Dr. Leslie Whited, the CEO of Mosaic Inter-Faith Ministries, welcomed refugees to gather together as she explained why the day of prayer was so important to her. Whited shared her belief that people of all faiths and all cultures deserve to be celebrated.
“Today is a precious day. I could hardly sleep last night I was so excited for us to come together from all different faith groups to worship God and to pray,” Whited said.
The Inter-Faith Ministries group strives to create an interfaith sanctuary for all refugees. Their mission is to “witness to God’s love for all people, we stand with and advocate for migrants and refugees, transforming communities through ministries of service and justice.”
The event enabled refugees from all different faiths to stand and share their personal prayers of religious worship. The diverse congregation with individuals from Lebanon, El Salvador, Iran, Iraq, Zimbabwe, and many other countries offered their solidarity and support to each individual’s sacred beliefs.
Jose, a refugee from El Salvador, shared the growth that he has experienced since he began coming to interfaith events more than 15 years ago.
“I was a refugee without status here and I think I have grown a lot and I like to see people change. You know you come to something and you better your life and I’ve seen a lot of that here,” Jose said.
Jose was just one of many refugess who attended the event looking for support and unity. He described the difficulties he has endured in his life and the refuge he has found in Utah.

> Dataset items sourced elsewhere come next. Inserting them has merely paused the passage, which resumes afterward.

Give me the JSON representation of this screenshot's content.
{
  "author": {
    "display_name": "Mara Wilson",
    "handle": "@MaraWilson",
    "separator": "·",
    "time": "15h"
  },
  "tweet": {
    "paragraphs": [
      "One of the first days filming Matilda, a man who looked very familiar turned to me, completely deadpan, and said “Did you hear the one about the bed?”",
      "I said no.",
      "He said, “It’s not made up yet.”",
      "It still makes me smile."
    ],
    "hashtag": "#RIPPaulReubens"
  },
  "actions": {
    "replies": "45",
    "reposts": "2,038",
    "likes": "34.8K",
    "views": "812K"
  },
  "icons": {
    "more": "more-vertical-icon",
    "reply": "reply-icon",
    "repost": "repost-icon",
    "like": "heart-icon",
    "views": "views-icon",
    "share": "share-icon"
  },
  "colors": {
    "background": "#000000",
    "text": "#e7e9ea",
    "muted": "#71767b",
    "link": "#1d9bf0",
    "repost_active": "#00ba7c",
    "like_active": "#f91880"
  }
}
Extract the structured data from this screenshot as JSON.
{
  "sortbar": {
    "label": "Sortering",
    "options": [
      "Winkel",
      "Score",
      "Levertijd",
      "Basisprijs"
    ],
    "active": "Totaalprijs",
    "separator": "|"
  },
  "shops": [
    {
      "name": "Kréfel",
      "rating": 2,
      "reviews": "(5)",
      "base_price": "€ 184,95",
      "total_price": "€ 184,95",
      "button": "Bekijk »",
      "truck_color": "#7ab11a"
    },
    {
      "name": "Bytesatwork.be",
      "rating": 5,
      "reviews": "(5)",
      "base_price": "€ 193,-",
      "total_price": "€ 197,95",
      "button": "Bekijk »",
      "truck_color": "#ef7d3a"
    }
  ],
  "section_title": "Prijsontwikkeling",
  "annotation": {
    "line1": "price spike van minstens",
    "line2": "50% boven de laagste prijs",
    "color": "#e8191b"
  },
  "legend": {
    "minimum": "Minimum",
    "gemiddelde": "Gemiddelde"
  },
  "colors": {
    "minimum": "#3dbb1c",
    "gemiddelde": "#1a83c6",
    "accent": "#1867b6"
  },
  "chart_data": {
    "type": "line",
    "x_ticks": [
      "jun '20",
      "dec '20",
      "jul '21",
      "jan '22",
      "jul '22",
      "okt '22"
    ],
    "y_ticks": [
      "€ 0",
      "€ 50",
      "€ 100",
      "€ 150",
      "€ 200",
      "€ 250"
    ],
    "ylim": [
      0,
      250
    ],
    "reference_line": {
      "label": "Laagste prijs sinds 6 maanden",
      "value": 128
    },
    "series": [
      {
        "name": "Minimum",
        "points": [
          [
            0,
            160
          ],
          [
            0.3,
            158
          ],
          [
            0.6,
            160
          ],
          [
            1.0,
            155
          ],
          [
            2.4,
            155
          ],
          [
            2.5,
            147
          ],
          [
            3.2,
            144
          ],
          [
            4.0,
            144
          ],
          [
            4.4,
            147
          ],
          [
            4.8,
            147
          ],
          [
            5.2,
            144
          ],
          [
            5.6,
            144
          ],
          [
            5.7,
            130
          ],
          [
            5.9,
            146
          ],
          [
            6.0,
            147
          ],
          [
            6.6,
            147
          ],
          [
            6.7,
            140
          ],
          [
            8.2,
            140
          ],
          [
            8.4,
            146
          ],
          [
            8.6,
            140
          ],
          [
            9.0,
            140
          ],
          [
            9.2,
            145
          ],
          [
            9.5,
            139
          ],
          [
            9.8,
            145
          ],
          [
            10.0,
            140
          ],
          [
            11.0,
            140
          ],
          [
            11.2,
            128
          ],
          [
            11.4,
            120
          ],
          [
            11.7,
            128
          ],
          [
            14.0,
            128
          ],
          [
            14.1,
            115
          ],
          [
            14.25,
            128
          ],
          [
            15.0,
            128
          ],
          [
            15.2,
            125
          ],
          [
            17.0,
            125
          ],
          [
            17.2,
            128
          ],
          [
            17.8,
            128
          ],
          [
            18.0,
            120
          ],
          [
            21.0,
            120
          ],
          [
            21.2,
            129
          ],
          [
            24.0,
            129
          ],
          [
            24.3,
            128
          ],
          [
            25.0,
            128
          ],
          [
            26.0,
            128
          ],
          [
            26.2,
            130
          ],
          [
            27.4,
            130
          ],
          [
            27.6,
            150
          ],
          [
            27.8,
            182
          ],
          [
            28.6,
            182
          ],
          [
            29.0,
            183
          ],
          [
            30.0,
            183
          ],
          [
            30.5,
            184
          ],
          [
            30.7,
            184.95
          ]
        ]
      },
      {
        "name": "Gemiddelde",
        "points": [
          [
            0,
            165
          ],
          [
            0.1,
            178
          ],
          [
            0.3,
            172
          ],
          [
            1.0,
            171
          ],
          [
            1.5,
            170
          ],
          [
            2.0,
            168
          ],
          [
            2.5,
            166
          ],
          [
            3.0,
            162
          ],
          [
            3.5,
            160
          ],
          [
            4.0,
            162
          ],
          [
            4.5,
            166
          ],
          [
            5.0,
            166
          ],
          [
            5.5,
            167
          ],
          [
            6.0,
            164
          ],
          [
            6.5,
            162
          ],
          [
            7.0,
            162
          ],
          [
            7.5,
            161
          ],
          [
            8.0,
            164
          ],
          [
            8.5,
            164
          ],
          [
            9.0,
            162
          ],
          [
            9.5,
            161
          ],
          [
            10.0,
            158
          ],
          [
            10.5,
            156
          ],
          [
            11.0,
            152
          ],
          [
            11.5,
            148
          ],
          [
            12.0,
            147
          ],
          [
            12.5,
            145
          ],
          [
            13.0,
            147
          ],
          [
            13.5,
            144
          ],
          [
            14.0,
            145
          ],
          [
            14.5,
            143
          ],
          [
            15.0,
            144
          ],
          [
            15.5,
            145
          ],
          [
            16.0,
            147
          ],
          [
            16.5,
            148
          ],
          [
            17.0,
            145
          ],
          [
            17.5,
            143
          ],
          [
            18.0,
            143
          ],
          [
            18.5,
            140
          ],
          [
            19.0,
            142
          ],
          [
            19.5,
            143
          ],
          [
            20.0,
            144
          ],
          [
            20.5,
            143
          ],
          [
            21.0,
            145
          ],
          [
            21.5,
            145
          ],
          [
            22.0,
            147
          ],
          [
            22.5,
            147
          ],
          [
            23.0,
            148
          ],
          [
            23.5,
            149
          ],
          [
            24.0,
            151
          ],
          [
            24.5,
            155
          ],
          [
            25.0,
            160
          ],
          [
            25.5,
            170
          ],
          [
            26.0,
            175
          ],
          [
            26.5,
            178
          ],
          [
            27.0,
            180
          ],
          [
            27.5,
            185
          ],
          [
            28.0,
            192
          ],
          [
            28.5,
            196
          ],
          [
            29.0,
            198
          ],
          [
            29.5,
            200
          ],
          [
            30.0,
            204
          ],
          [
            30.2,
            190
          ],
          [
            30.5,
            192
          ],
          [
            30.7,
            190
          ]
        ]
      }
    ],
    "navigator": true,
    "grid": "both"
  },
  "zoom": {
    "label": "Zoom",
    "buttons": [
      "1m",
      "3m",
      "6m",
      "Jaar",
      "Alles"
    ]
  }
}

“I used to have a mini perspective and when I came to America I see much bigger. Things happen for a reason and when you see the whole picture you are able to analyze, and I find that the United States is one of the best places in the world. It has a beautiful people. The most of the people just have a lot of love and care,” Jose said
Taleem a Muslim refugee from Baghdad, Iraq, was one of many to express gratitude for the inter-faith event.
“I am very happy because I am here and I have freedom in my religion. Thank you for America,” Taleem said.
Wendy Stovall, a member of the Unification Church from Zimbabwe and the Secretary for the Salt Lake Interfaith Roundtable, related the different faiths to children in a big family. She spoke of the importance of accepting individuals from differing faiths and the issues she has seen in her 33 years of work with interfaith-based organizations.
“God is a parent to everybody in different religions. Everybody worships in a different way and you wouldn’t chastise your kid because he wears pink and she wears blue,” Stovall said.
Barbara Trites, owner of Interfaith Marketplace, a member of the North American Coordination Team for the United Religions Initiative, and a previous board member of both the North American Interfaith Network and the Council for the Parliament of World’s Religions, described the importance of creating a dialogue for diversity in religious beliefs.
“I think it’s about getting the discussion going about just honoring each other,” Trites said.
A “Christ-Centered Healing” Conference will be held Friday, Feb. 26, at the South Towne Expo Center where the Lutheran Services Group will be present to encourage love, unity, and healing through religious worship.
This May, Mosaic Inter-Faith Ministries will celebrate its 20th anniversary.